"Within the last couple of decades, the powerful opioid drug fentanyl has captured headlines due to its growing popularity as both a powerful tool prescribed by doctors for the treatment of severe pain and as a widely available and dangerous street drug. In order to understand what makes fentanyl use and addiction so dangerous, it"s important to understand what the drug is and how it affects the people who use it.
An average of 5 Oregonians die every week from opioid overdose. While heroin contributes to a significant number of overdose deaths, illegal fentanyl-related deaths are beginning to increase sharply.
Unlike many other opioid drugs, fentanyl is a completely manmade opioid compound that was first created in 1960 by Belgian chemist Paul Janssen of Janssen Pharmaceuticals. Since the beginning, it was intended and marketed for the treatment of moderate to severe levels of pain. It"s one of only a few painkillers that are approved for the long-term treatment of pain and is primarily prescribed to people who suffer from chronic pain and also have a high tolerance to other opioids.
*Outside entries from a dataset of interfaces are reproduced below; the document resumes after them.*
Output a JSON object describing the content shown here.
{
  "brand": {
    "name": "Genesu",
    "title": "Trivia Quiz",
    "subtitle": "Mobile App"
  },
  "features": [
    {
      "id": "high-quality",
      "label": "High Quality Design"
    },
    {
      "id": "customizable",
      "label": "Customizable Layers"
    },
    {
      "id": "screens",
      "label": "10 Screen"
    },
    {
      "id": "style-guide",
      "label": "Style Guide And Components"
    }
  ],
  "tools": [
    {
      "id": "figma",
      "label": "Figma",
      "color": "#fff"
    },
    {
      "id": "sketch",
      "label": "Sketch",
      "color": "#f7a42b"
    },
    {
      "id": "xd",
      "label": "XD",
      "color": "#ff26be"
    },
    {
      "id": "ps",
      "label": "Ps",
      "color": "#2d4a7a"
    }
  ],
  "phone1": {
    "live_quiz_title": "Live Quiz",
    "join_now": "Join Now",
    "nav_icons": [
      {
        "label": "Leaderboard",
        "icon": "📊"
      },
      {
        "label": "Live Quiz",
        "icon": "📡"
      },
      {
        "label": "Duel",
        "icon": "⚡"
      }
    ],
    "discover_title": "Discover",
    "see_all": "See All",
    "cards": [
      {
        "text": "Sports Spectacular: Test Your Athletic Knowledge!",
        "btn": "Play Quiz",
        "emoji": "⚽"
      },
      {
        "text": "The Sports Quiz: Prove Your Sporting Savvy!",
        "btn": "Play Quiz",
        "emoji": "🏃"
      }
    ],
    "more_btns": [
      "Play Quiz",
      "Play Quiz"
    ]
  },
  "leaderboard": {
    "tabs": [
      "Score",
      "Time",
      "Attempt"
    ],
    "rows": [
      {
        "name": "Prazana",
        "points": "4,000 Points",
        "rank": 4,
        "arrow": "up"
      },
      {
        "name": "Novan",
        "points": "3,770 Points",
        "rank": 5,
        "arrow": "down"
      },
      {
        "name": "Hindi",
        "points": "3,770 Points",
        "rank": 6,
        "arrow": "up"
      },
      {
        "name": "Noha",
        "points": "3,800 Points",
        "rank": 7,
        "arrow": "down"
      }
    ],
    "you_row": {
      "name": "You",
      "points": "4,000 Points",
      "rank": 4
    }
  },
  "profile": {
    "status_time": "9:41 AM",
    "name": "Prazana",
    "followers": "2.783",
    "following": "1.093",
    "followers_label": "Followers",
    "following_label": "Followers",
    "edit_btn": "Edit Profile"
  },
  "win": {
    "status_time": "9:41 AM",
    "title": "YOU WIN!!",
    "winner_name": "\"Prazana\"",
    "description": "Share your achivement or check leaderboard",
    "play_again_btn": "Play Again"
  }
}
What Is the Drug Fentanyl?
Fentanyl is an incredibly potent drug and is a stronger opioid than both morphine and heroin. In fact, the drug has been determined to be 80 to 100 times stronger than morphine. Because of how powerful it is, over time fentanyl has shifted from an effective way to treat patients suffering from high levels of chronic pain to a widely available and commonly misused street drug.
As fentanyl"s popularity as a street drug continues to gain traction, it"s still prescribed and used as an effective medical tool under the brand names Actiq, Sublimaze, and Duragesic. When used in a legitimate medical setting, the drug is commonly administered in pill form, injected, or as an adhesive patch.
As an illicit street drug, fentanyl is sold and consumed in any number of different forms. Most commonly, it"s sold in powder form and even pressed into pills made to look like fake or counterfeit versions of other prescription opioids. The drug can also be dissolved and dropped onto paper tabs, similar to LSD, or mixed with or sold as fake heroin.
The biggest risk for overdose with fentanyl occurs when the drug is being sold as counterfeit versions of other known opioid drugs. Fentanyl is very commonly mixed with heroin to increase the heroin"s strength. Too often, consumers of these street-level opiates believe they"re consuming one drug, but in reality, it"s the much more potent, and cheaper, fentanyl. This situation commonly leads to overdose and death.